TO: You have to walk through the cigarette columns to get around the exhibition. They're all verticality, connecting sky to earth, smoke stacks but more personal. They are on some kind of human scale, a measuring stick. You hear a sucking sound, a subtle crackling when they burn in forward and reverse. The walls are foggy with overlapping projections of smoke. What else?
DR: Not wanting to see things go from the outside to the inside.
TO: Or vice versa.
DR: It's conventional not to want to see things that are inside come out. Understandable. Sometimes it's also unnerving to see things go in. Watching other people eat can be gross. Never understood why people think going out to dinner is a smart idea for a, hmm, a date?
TO: An American just won the hot-dog-eating contest again. Goes back to this prophylactic idea. You've got the inside, the outside, and then this mediator governing our connection to the world, in this case an oral link. I like cigarettes for their pedestrian quality, nothing illegal or back-alley about them, yet they're super complex, and new research shows them to be almost instantly addicting.
TO: I'm shooting footage of the Queen tomorrow.
DR: Really? You mean THE queen - Elizabeth II?
TO: Yes and no. This queen is perfect. This actress is not royalty as far as I know but plays royalty on TV. In my piece she plays the Queen on a pound note.
DR: How many pounds?
TO: She gets around; now I'm shooting the 10-pound note, which is really cool, and transparent when you hold it up to the light, with a watermark. I like the 10-pounder because you get the Queen, a hummingbird, and Darwin is on the flip side-what a threesome. Money is godlike in the culture today, moving from hand to hand exacting twists of fate.

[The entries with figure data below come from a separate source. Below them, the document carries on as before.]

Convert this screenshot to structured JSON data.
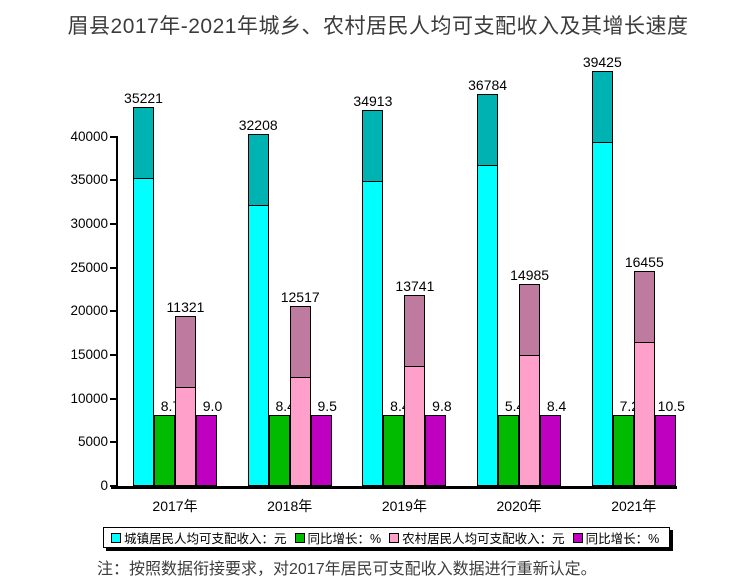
{
  "chart_data": {
    "type": "bar",
    "title": "眉县2017年-2021年城乡、农村居民人均可支配收入及其增长速度",
    "note": "注：按照数据衔接要求，对2017年居民可支配收入数据进行重新认定。",
    "categories": [
      "2017年",
      "2018年",
      "2019年",
      "2020年",
      "2021年"
    ],
    "series": [
      {
        "key": "urban-income",
        "name": "城镇居民人均可支配收入：元",
        "unit": "元",
        "color": "#00FFFF",
        "cap_color": "#00B3B3",
        "display": "scaled-with-cap",
        "values": [
          35221,
          32208,
          34913,
          36784,
          39425
        ],
        "labels": [
          "35221",
          "32208",
          "34913",
          "36784",
          "39425"
        ]
      },
      {
        "key": "urban-growth",
        "name": "同比增长：%",
        "unit": "%",
        "color": "#00BB00",
        "display": "fixed-height",
        "values": [
          8.7,
          8.4,
          8.4,
          5.4,
          7.2
        ],
        "labels": [
          "8.7",
          "8.4",
          "8.4",
          "5.4",
          "7.2"
        ]
      },
      {
        "key": "rural-income",
        "name": "农村居民人均可支配收入：元",
        "unit": "元",
        "color": "#FFA0CB",
        "cap_color": "#BF7AA0",
        "display": "scaled-with-cap",
        "values": [
          11321,
          12517,
          13741,
          14985,
          16455
        ],
        "labels": [
          "11321",
          "12517",
          "13741",
          "14985",
          "16455"
        ]
      },
      {
        "key": "rural-growth",
        "name": "同比增长：%",
        "unit": "%",
        "color": "#C000C0",
        "display": "fixed-height",
        "values": [
          9.0,
          9.5,
          9.8,
          8.4,
          10.5
        ],
        "labels": [
          "9.0",
          "9.5",
          "9.8",
          "8.4",
          "10.5"
        ]
      }
    ],
    "y_axis": {
      "ticks": [
        0,
        5000,
        10000,
        15000,
        20000,
        25000,
        30000,
        35000,
        40000
      ],
      "range": [
        0,
        40000
      ]
    },
    "legend_position": "bottom",
    "gridlines": false
  }
}
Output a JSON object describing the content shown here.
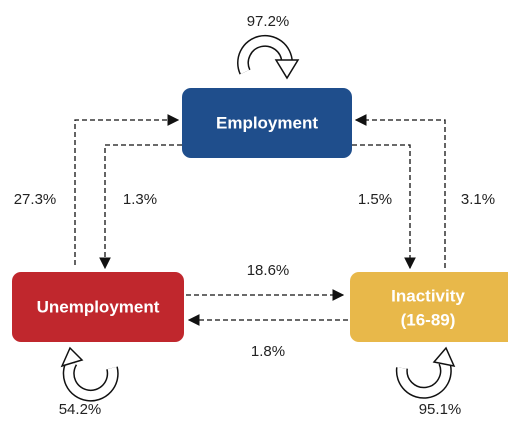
{
  "nodes": [
    {
      "label": "Employment"
    },
    {
      "label": "Unemployment"
    },
    {
      "lines": [
        "Inactivity",
        "(16-89)"
      ]
    }
  ],
  "edges": [
    {
      "label": "97.2%"
    },
    {
      "label": "27.3%"
    },
    {
      "label": "1.3%"
    },
    {
      "label": "1.5%"
    },
    {
      "label": "3.1%"
    },
    {
      "label": "18.6%"
    },
    {
      "label": "1.8%"
    },
    {
      "label": "54.2%"
    },
    {
      "label": "95.1%"
    }
  ]
}
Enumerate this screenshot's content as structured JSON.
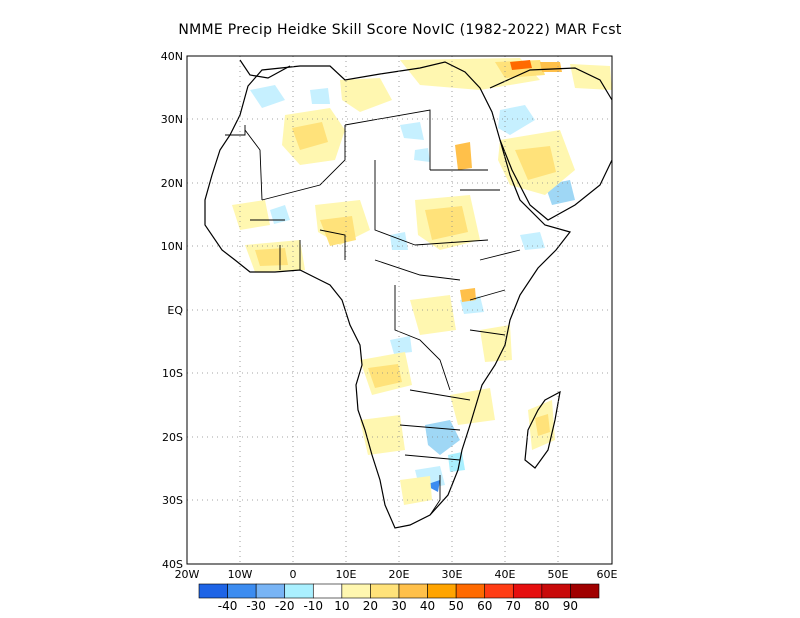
{
  "title": "NMME Precip Heidke Skill Score NovIC (1982-2022) MAR Fcst",
  "map": {
    "region": "Africa",
    "lon_range": [
      -20,
      60
    ],
    "lat_range": [
      -40,
      40
    ],
    "lon_ticks": [
      "20W",
      "10W",
      "0",
      "10E",
      "20E",
      "30E",
      "40E",
      "50E",
      "60E"
    ],
    "lat_ticks": [
      "40N",
      "30N",
      "20N",
      "10N",
      "EQ",
      "10S",
      "20S",
      "30S",
      "40S"
    ],
    "gridlines": "dotted",
    "colors": {
      "land_outline": "#000000",
      "skill_10": "#fff7b0",
      "skill_20": "#ffe27a",
      "skill_neg10": "#c6f0ff",
      "skill_neg20": "#9fd7f5"
    }
  },
  "colorbar": {
    "labels": [
      "-40",
      "-30",
      "-20",
      "-10",
      "10",
      "20",
      "30",
      "40",
      "50",
      "60",
      "70",
      "80",
      "90"
    ],
    "colors": [
      "#1e64e6",
      "#3c8cf0",
      "#78b4f5",
      "#aaf0ff",
      "#ffffff",
      "#fff7b0",
      "#ffe27a",
      "#ffc04a",
      "#ffa400",
      "#ff6a00",
      "#ff3c14",
      "#e60f0f",
      "#c80a0a",
      "#a00000"
    ]
  }
}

DR: I want some ice cream...Money always smells of divinity or diabolism. The motto pecunia non olet seems rather dubious. Vague memory of some Mary Kelly preach-piece, pecunia oIet, ergo money does smell. And smells nasty, presumably. I saw some cable documentary on, uh, drugs, and some guy at the DEA was explaining that many, many bills contain trace amounts of cocaine.
TO: Money should talk, probably will in the future.
DR: Success-is-in-you.com or something like that. People who say they don't measure success by how much money you make are liars. I hate that.
TO: You walk through the valley of failure and if you make it through there's a perfect you waiting. I think that's what we should call the show: "The Perfect You."
DR: That's a good idea. Well, you know we're always supposed to be testing ourselves against some kind of ideal. Which is, you know ... Let's just say it typically leads to disappointment, or worse.
TO: Perfection starts in the details. You have to start small, look clearly at the little things, viruses, body parts, wallpaper, pills, give them all the importance they deserve.
DR: What about the big picture?
TO: You're lost in the details - that is the big picture. In this exhibition, you have all these details up in your face and you have to find your own way. You're psychologically scale shifted, you paint the big picture yourself. It's a therapeutic model.
DR: How do I press delete on this thing?
TO: I want a Red Bull.
DR: Want, want, want.
TO: Delete, delete, delete .
Tony Oursler's work is on view at Lisson Gallery, London, through Oct. 3.